The smart grid is driven by distributed, heterogeneous energy sources and controllable loads matched to sources to optimize energy usage. Ubiquitous data collection of energy generation and consumption is used for prediction of sources and loads, which in turn is used for net metering, and controlling retail energy prices and loads. This thesis proposes using context — additional high-level information — about elements of the smart grid (sources, loads, and storage) to improve the efficiency of its operation.
We first investigate the integration of local renewables in data centers, some of the largest consumers in the grid. We mitigate the variability of renewables with short-term prediction of solar and wind energy using additional environmental data. This allows us to use renewable energy for computing loads, the largest segment of energy consumption while maintaining quality of service requirements of the data center. We extend this work to a networked set of data centers, allocating and migrating jobs to improve energy efficiency.

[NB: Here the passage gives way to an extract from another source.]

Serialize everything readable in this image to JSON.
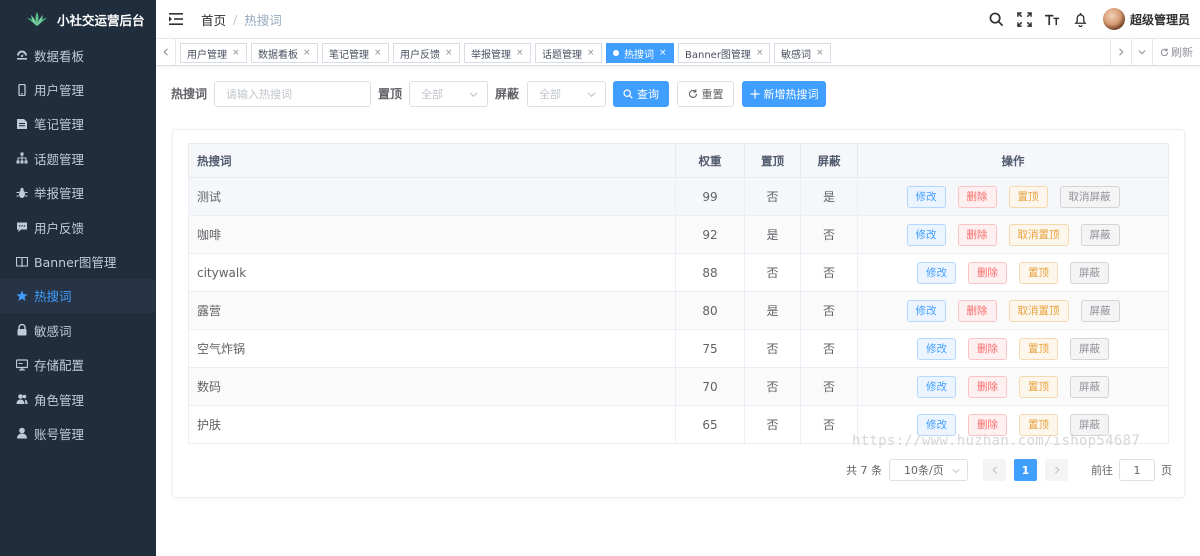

While individual large consumers are of particular importance to the grid, there is relatively little focus on automated regulation of smaller consumers like individual houses, despite the residential sector consuming over 1/3 of national energy consumption. We propose a residential electrical energy simulation platform that enables investigating the impact of technologies such as renewable energy, different battery types, centralized vs. distributed in-home energy storage, and smart appliances.
While batteries are typically used as a buffer against inconsistent output from renewables, the growing deployment of reverse-power-operation systems provides residences with the ability to profit from buying and selling energy at the retail time-of-use rate. We develop a formulation for battery usage based on more realistic battery models, optimizing the benefit of discharging the battery and minimizing the time to return on investment.
Finally, unlike data centers, residential energy is directly driven by the activities and behavior of the users. The growing advent of sensing in the IoT presents a unique opportunity: using general-purpose modular data processing to generate grid-related context: energy prediction and flexibility, which can be used to drive individualized automated actuation that scales to the size of the grid.